ピット砦の包囲戦
出典: フリー百科事典『ウィキペディア(Wikipedia)』 (2022/06/13 01:32 UTC 版)
「ポンティアック戦争」の記事における「ピット砦の包囲戦」の解説
西部ペンシルベニアの入植者は、戦争の勃発後安全を求めてピット砦に逃げ込んだ。550名近い人々で砦はごった返すことになり、しかもその内の200名以上は女子供であった。スイス生まれのイギリス軍指揮官シメオン・エキュイアは、「大変な混雑だったので私は疫病を恐れた。天然痘が流行っていた」と書き残した。ピット砦は6月22日にデラウェア族を中心とするインディアンの攻撃を受けた。砦は防御が優れていたので7月中の包囲を持ち堪えた。一方でデラウェア族とショーニー族の戦士がペンシルベニア深く侵攻し、数知れぬ入植者を捕まえ殺した。ピット砦の東に2つの小さな砦、ベドフォード砦とリゴニエ砦があり、散発的な攻撃をうけたが、奪取されるまでには至らなかった。 イギリス軍のアマースト将軍は、戦前はインディアン部族がイギリス軍に効果的な反抗を行えるとはとても考えていなかったが、この夏の軍事状況はひどくなるばかりであった。
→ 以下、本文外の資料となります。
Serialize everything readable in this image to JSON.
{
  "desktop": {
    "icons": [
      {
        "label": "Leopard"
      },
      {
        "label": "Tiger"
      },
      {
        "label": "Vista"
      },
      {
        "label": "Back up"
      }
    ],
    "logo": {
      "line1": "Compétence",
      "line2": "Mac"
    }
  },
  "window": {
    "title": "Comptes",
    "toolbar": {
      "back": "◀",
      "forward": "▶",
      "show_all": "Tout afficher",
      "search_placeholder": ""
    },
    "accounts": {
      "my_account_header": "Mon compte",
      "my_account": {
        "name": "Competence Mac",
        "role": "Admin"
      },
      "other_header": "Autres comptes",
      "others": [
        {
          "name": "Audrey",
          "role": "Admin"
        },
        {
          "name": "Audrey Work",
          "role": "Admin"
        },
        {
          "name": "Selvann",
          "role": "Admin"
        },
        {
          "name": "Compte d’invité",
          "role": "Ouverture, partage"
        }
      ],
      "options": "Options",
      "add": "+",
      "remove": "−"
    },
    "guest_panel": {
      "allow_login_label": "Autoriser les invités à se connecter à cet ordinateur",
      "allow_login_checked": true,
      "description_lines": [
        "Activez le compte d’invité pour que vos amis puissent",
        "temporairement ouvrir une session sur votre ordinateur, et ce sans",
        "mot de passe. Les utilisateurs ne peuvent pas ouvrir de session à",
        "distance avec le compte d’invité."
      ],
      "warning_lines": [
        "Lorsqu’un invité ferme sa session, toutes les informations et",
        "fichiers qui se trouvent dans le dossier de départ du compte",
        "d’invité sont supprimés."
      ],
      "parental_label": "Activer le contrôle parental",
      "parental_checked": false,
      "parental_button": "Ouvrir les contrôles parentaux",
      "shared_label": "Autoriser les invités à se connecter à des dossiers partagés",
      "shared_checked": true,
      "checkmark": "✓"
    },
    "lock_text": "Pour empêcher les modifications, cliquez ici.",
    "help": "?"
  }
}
アマーストは部下達に捕虜にした敵のインディアンは「即座に殺すこと」という指示を書き送った。ペンシルベニアのランカスターに居て、ピット砦の救援のために遠征隊の準備をしていたヘンリー・ブーケット大佐には、6月29日に次の様な提案をした。「不満を抱いているインディアン部族の間に天然痘を送り込む計画は立てられないだろうか?この際、敵を弱らせるために我々の力の及ぶあらゆる戦術を使うしかない。」 ブーケットは同意し、7月13日にアマーストに返信を書いた。「何枚かの毛布に菌を植え付け、敵の手に入るようにしてみる。もちろん自分には移らないように気をつける。」アマーストは7月16日に好意的に返信した。「毛布という手段でインディアンに菌を移すというのはうまく行くだろう。他にもこの忌まわしい部族を根絶やしできる手段なら何でも使うといい。」 ピット砦に包囲されていた士官達が、アマーストとブーケットがまだ議論している間に、明らかにアマーストやブーケットの命令無しに、既にその試みをやっていたことが分かった。6月24日のピット砦での和平交渉の間に、エキュイアは包囲しているデラウェア族の代表に2枚の毛布と1枚のハンカチを送ったが、それらには天然痘の菌に曝されており、病気がインディアンの間に広まれば包囲を止めさせられると期待していた。 イギリス軍がインディアンを感染させたかどうかは明らかでない。ポンティアック戦争中、多くのインディアンが天然痘で死んでいたので、この試みが成功だったという歴史家も居るが、多くの学者達は現在のその結論を疑っている。理由の一つは、オハイオ・インディアンの中の天然痘の流行が明らかに毛布事件よりも前に始まっていたことである。さらに、ピット砦の外に居たインディアン達が毛布を受け取ってから1ヶ月以上も包囲を続けたことは、明らかに疫病の流行によって影響を受けて居なかったことを示している。(毛布を受け取ったデラウェア族の酋長2人は1ヶ月後も変わらず健康であった。)最後に、天然痘は既にその地域に蔓延していたので、多くの要因でインディアンの村にたどり着いた可能性があるということである。目撃者の証言によれば、病気が蔓延した白人の入植村を襲ったインディアンが病人に接触し、自分の集落に戻る途中に病気をまき散らした可能性があるということである。これらの理由により、歴史家のデイビッド・ディクソンは、「インディアンは多くの感染ルートを通じて恐ろしい病気をうつされたかもしれないが、ピット砦の感染した毛布はその感染ルートの一つに過ぎない」と結論づけた。